At this point, RDFox will load the data (without performing any reasoning yet) and will provide information about the progress of loading. We can see an excerpt of such information below:

> import LUBM-large.ttl
Adding data in file './LUBM-large.ttl'.
[1]: START './LUBM-large.ttl'
[1]: PROGRESS './LUBM-large.ttl'
    Time since start of import:      1001 ms
    Time since start of this import: 1001 ms
    Facts processed in this import:  418000
[1]: PROGRESS './LUBM-large.ttl'
    Time since start of import:      2001 ms
    Time since start of this import: 2001 ms
    Facts processed in this import:  795000
[1]: PROGRESS './LUBM-large.ttl'
    Time since start of import:      3002 ms
    Time since start of this import: 3002 ms
    Facts processed in this import:  1164000
...

[1]: FINISHED './LUBM-large.ttl'
    Time since import start:         13143 ms
    Time since start of this import: 13143 ms
    Facts processed  in this import: 5000000
    Number of finished imports:      1
    Total facts processed so far:    5000000
Import operation took 17.8 s.
Processed 5000000 facts, of which 5000000 were updated.

In particular, we can see how many data facts have been imported each second.

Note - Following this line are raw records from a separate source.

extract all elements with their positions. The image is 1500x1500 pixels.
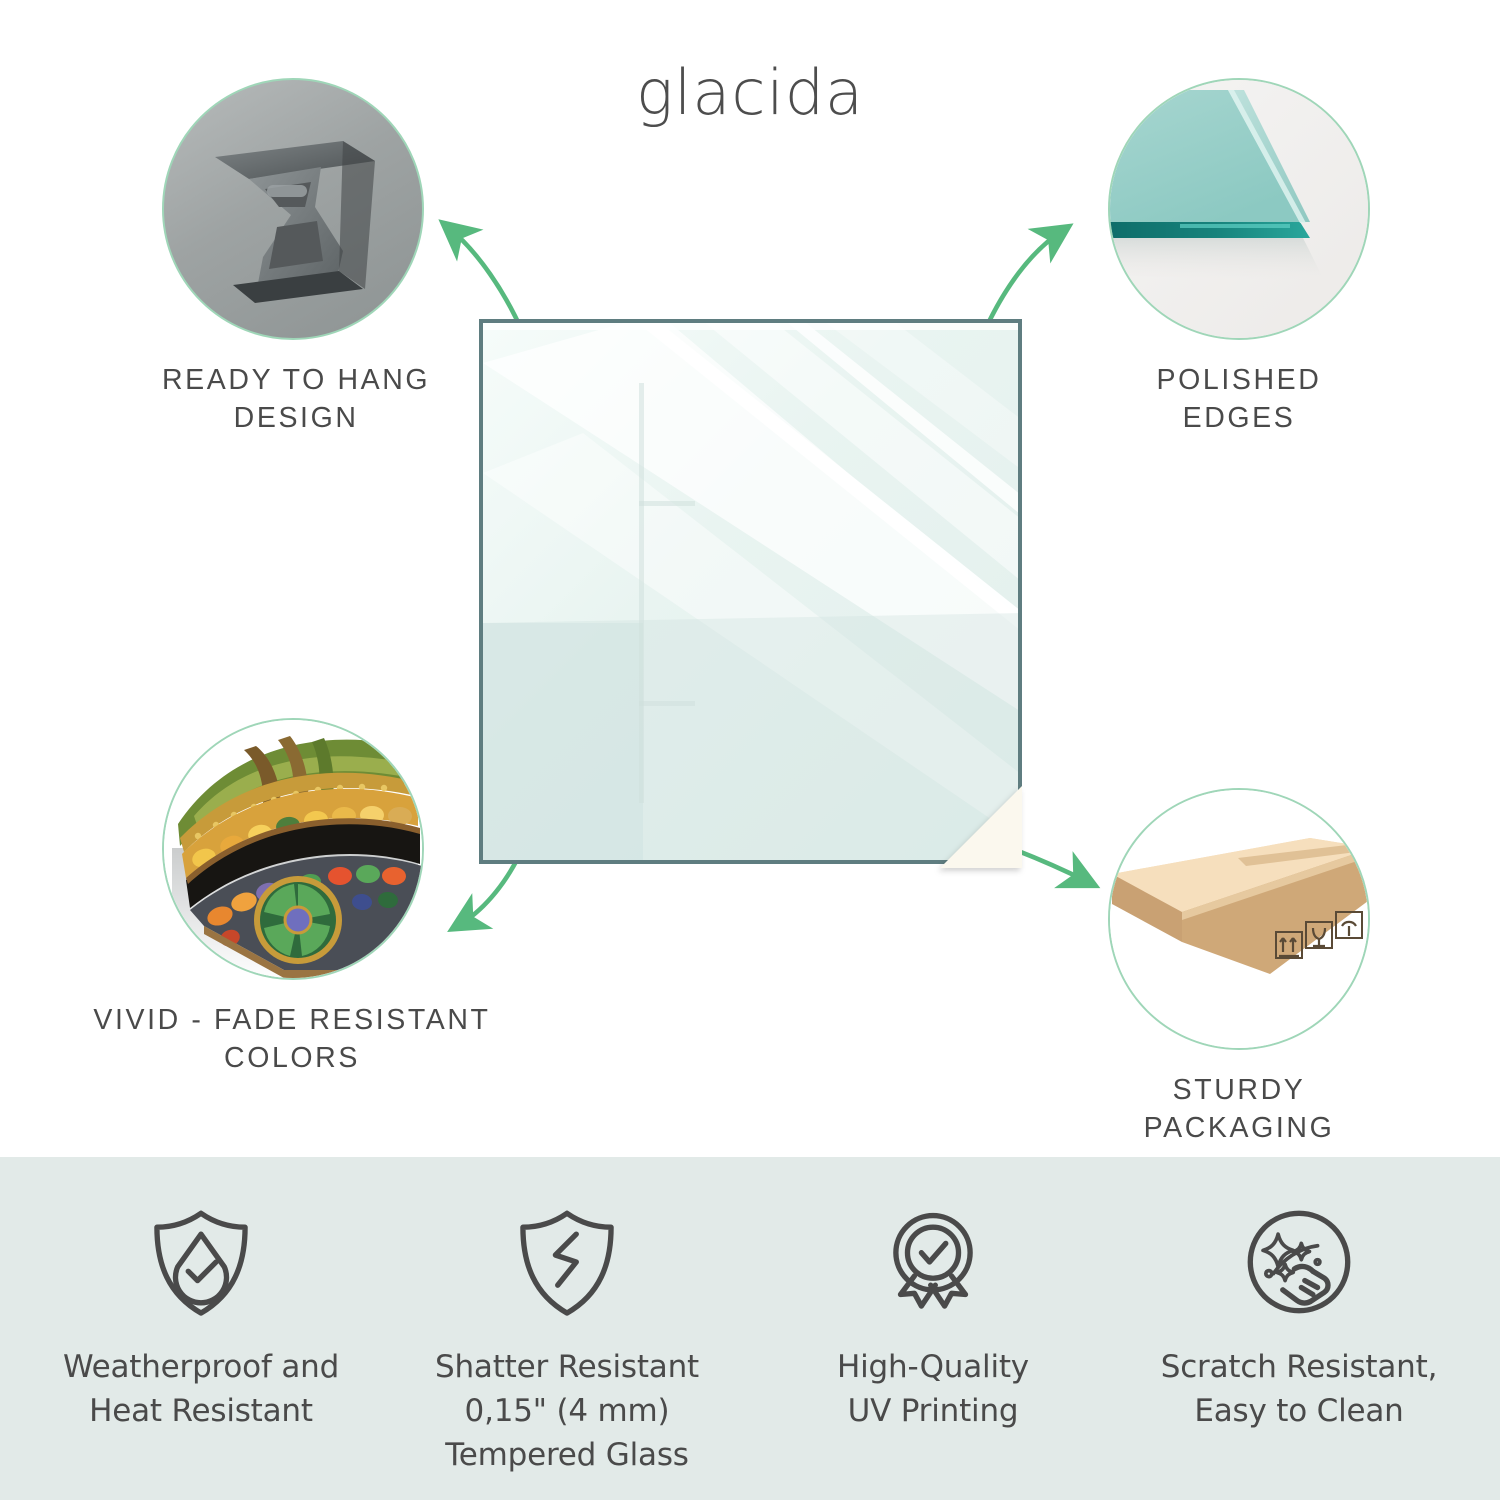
shield-lightning-bolt-icon bbox=[509, 1203, 625, 1321]
sturdy-packaging-label: STURDY PACKAGING bbox=[1108, 1072, 1370, 1148]
benefit-shatter-resistant-label: Shatter Resistant 0,15" (4 mm) Tempered … bbox=[435, 1345, 699, 1477]
hanging-bracket-icon bbox=[193, 109, 393, 309]
glass-edge-icon bbox=[1110, 80, 1370, 340]
vivid-colors-label: VIVID - FADE RESISTANT COLORS bbox=[32, 1002, 552, 1078]
arrow-to-ready-to-hang bbox=[449, 228, 523, 333]
polished-edges-image bbox=[1108, 78, 1370, 340]
benefit-scratch-resistant: Scratch Resistant, Easy to Clean bbox=[1116, 1203, 1482, 1500]
sturdy-packaging-image bbox=[1108, 788, 1370, 1050]
arrow-to-polished-edges bbox=[985, 231, 1062, 330]
feature-vivid-colors: VIVID - FADE RESISTANT COLORS bbox=[162, 718, 552, 1078]
sparkle-cleaning-hand-icon bbox=[1241, 1203, 1357, 1321]
benefit-uv-printing: High-Quality UV Printing bbox=[750, 1203, 1116, 1500]
cardboard-box-icon bbox=[1110, 790, 1370, 1050]
glass-reflections bbox=[483, 323, 1022, 864]
glass-panel-product bbox=[479, 319, 1022, 864]
ready-to-hang-image bbox=[162, 78, 424, 340]
award-ribbon-check-icon bbox=[875, 1203, 991, 1321]
feature-polished-edges: POLISHED EDGES bbox=[1108, 78, 1370, 438]
polished-edges-label: POLISHED EDGES bbox=[1108, 362, 1370, 438]
vivid-colors-image bbox=[162, 718, 424, 980]
feature-ready-to-hang: READY TO HANG DESIGN bbox=[162, 78, 430, 438]
stained-glass-artwork-icon bbox=[164, 720, 424, 980]
ready-to-hang-label: READY TO HANG DESIGN bbox=[162, 362, 430, 438]
benefits-band: Weatherproof and Heat Resistant Shatter … bbox=[0, 1157, 1500, 1500]
glass-corner-curl bbox=[940, 786, 1022, 868]
feature-sturdy-packaging: STURDY PACKAGING bbox=[1108, 788, 1370, 1148]
shield-water-drop-check-icon bbox=[143, 1203, 259, 1321]
benefits-row: Weatherproof and Heat Resistant Shatter … bbox=[0, 1157, 1500, 1500]
benefit-uv-printing-label: High-Quality UV Printing bbox=[837, 1345, 1029, 1433]
benefit-shatter-resistant: Shatter Resistant 0,15" (4 mm) Tempered … bbox=[384, 1203, 750, 1500]
benefit-weatherproof: Weatherproof and Heat Resistant bbox=[18, 1203, 384, 1500]
benefit-scratch-resistant-label: Scratch Resistant, Easy to Clean bbox=[1161, 1345, 1438, 1433]
benefit-weatherproof-label: Weatherproof and Heat Resistant bbox=[63, 1345, 339, 1433]
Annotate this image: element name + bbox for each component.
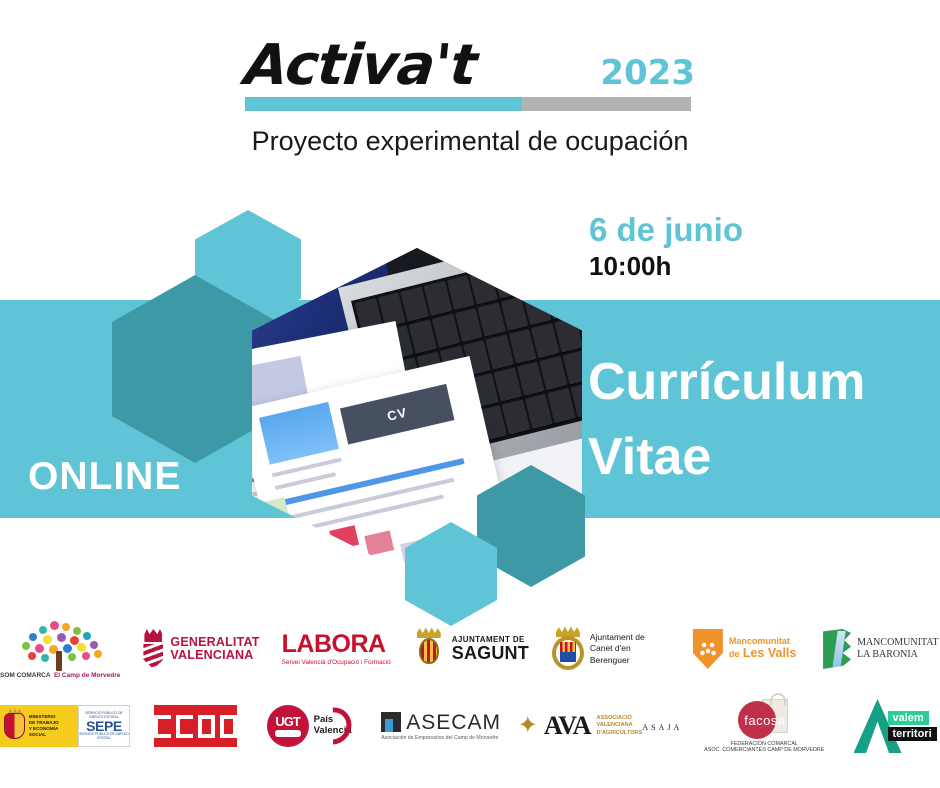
- generalitat-shield-icon: [142, 629, 164, 669]
- brand-year: 2023: [600, 56, 695, 94]
- facosa-mark-icon: facosa: [732, 699, 796, 739]
- progress-bar-fill: [245, 97, 522, 111]
- logo-asecam-word: ASECAM: [406, 712, 501, 733]
- event-time: 10:00h: [589, 252, 671, 281]
- brand-logotype: Activa't: [242, 38, 479, 94]
- logo-ajuntament-sagunt: AJUNTAMENT DE SAGUNT: [413, 627, 529, 671]
- logo-labora-sub: Servei Valencià d'Ocupació i Formació: [282, 659, 391, 666]
- canet-crest-icon: [551, 626, 583, 672]
- avalem-a-mark-icon: [854, 699, 902, 753]
- modality-label: ONLINE: [28, 455, 181, 499]
- logo-ava-word: AVA: [544, 713, 591, 739]
- event-date: 6 de junio: [589, 212, 743, 249]
- tagline: Proyecto experimental de ocupación: [0, 126, 940, 157]
- sponsor-logo-row-2: MINISTERIO DE TRABAJO Y ECONOMÍA SOCIAL …: [0, 690, 940, 762]
- handshake-glyph: [275, 730, 301, 737]
- logo-canet-text: Ajuntament de Canet d'en Berenguer: [590, 632, 668, 666]
- ccoo-o2-glyph: [220, 715, 237, 738]
- event-title-line1: Currículum: [588, 345, 938, 420]
- sagunt-crest-icon: [413, 627, 445, 671]
- logo-facosa-sub2: ASOC. COMERCIANTES CAMP DE MORVEDRE: [704, 747, 824, 753]
- event-title: Currículum Vitae: [588, 345, 938, 496]
- sponsor-logos: SOM COMARCA El Camp de Morvedre GENERALI…: [0, 608, 940, 773]
- logo-ministerio-trabajo-sepe: MINISTERIO DE TRABAJO Y ECONOMÍA SOCIAL …: [0, 705, 130, 747]
- logo-ministerio-text: MINISTERIO DE TRABAJO Y ECONOMÍA SOCIAL: [29, 714, 74, 739]
- logo-som-comarca-text: SOM COMARCA El Camp de Morvedre: [0, 672, 120, 679]
- logo-facosa-word: facosa: [744, 713, 785, 728]
- logo-ugt-pais-valencia: UGT País Valencià: [261, 705, 357, 747]
- logo-avalem-territori: valem territori: [854, 699, 940, 753]
- logo-sepe: SERVICIO PÚBLICO DE EMPLEO ESTATAL SEPE …: [78, 705, 130, 747]
- logo-som-comarca: SOM COMARCA El Camp de Morvedre: [0, 619, 120, 679]
- logo-ava-sub: ASSOCIACIÓ VALENCIANA D'AGRICULTORS: [596, 715, 642, 737]
- poster-canvas: Activa't 2023 Proyecto experimental de o…: [0, 0, 940, 788]
- logo-sagunt-text: AJUNTAMENT DE SAGUNT: [452, 636, 529, 663]
- ava-bird-icon: ✦: [518, 714, 538, 738]
- logo-ajuntament-canet: Ajuntament de Canet d'en Berenguer: [551, 626, 668, 672]
- logo-asecam: ASECAM Asociación de Empresarios del Cam…: [381, 712, 501, 741]
- ugt-emblem-icon: UGT: [267, 705, 309, 747]
- ccoo-c2-glyph: [176, 715, 193, 738]
- logo-labora-word: LABORA: [282, 632, 386, 657]
- logo-generalitat-valenciana: GENERALITAT VALENCIANA: [142, 629, 259, 669]
- logo-mancomunitat-la-baronia: MANCOMUNITAT LA BARONIA: [822, 629, 940, 669]
- ministerio-block: MINISTERIO DE TRABAJO Y ECONOMÍA SOCIAL: [0, 705, 78, 747]
- logo-baronia-text: MANCOMUNITAT LA BARONIA: [857, 637, 938, 662]
- logo-labora: LABORA Servei Valencià d'Ocupació i Form…: [282, 632, 391, 666]
- ccoo-o1-glyph: [198, 715, 215, 738]
- baronia-mark-icon: [823, 629, 851, 669]
- logo-avalem-word2: territori: [888, 727, 937, 741]
- logo-avalem-word1: valem: [888, 711, 929, 725]
- asecam-mark-icon: [381, 712, 401, 732]
- ugt-arc-decor: [307, 700, 359, 752]
- logo-generalitat-text: GENERALITAT VALENCIANA: [170, 636, 259, 663]
- logo-asecam-sub: Asociación de Empresarios del Camp de Mo…: [381, 735, 498, 741]
- spain-coat-of-arms-icon: [4, 713, 25, 739]
- people-tree-icon: [12, 619, 108, 671]
- cv-label-bar: CV: [339, 384, 454, 445]
- les-valls-shield-icon: [693, 629, 723, 669]
- cv-label: CV: [385, 404, 408, 423]
- logo-facosa: facosa FEDERACIÓN COMARCAL ASOC. COMERCI…: [699, 699, 830, 753]
- logo-ccoo: [154, 705, 237, 747]
- sponsor-logo-row-1: SOM COMARCA El Camp de Morvedre GENERALI…: [0, 608, 940, 690]
- poster-header: Activa't 2023 Proyecto experimental de o…: [0, 0, 940, 170]
- event-title-line2: Vitae: [588, 420, 938, 495]
- logo-mancomunitat-les-valls: Mancomunitat de Les Valls: [690, 629, 800, 669]
- ccoo-c1-glyph: [154, 715, 171, 738]
- brand-row: Activa't 2023: [245, 22, 695, 94]
- progress-bar: [245, 97, 691, 111]
- progress-bar-track: [522, 97, 691, 111]
- logo-les-valls-text: Mancomunitat de Les Valls: [729, 637, 797, 661]
- logo-asaja-word: ASAJA: [642, 723, 682, 732]
- logo-ava-asaja: ✦ AVA ASSOCIACIÓ VALENCIANA D'AGRICULTOR…: [525, 713, 675, 739]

We can also see that, in the end, 5,000,000 data triples were imported and that the import took 17.8s in total.

We can now compute the materialization of the LUBM rules and facts in the store using the mat command:

mat

RDFox will display information about the number of facts generated:

Materializing rules incrementally.
Rules will be processed by strata.
Maximum depth of backward chaining is unbounded.
Materialization time:      0 s.
------------------------------------------------------------------------------------------------
Table            |  Facts                   |  EDB                     |  IDB
------------------------------------------------------------------------------------------------
internal:triple  |  6,826,914 -> 6,826,914  |  5,000,000 -> 5,000,000  |  6,826,913 -> 6,826,913
------------------------------------------------------------------------------------------------

The column labeled EDB tells us the number of facts that were explicitly given in the data file. In turn the column labeled IDB indicates the total number of facts in the store after materialization; in our case, this means that the system has derived a total of over 1.8 million new facts through rule application. The Table column indicates the name of each tuple table in the store. In this case, we just have the default triple table, but in other cases we may also have other tuple tables such as those obtained from named graphs. Each different tuple table will have different numbers of explicit and derived facts. Finally, the column labeled facts indicates the total number of memory slots that were reserved by different threads during reasoning; this number can actually be larger that the total number of facts in the system as some of these slots may not have been used to store a fact.

5.9. Querying the Explicitly given Data

After reasoning, RDFox will by default answer all SPARQL queries with respect to the obtained materialization. For instance, suppose that we have a data store with fact :a rdf:type :A and the following rules:

[?x, rdf:type, :B] :- [?x, rdf:type, :A] .

[?x, rdf:type, :C] :- [?x, rdf:type, :B] .

[?x, rdf:type, :D] :- [?x, rdf:type, :B] .

[?x, rdf:type, :A] :- [?x, rdf:type, :D] .

The materialization will contain the following facts, where three of them have been derived and only fact :a rdf:type :A was originally in the data:

:a rdf:type :A .
:a rdf:type :B .
:a rdf:type :C .
:a rdf:type :D .

If we issue a query

SELECT ?x WHERE { ?x rdf:type :D }

we will obtain :a as a result.

In RDFox it is possible to query only the explicit data even after materialization has been performed. For this, we can use the shell command

set query.domain EDB

If we then issue the previous query again we will obtain the empty answer as a result.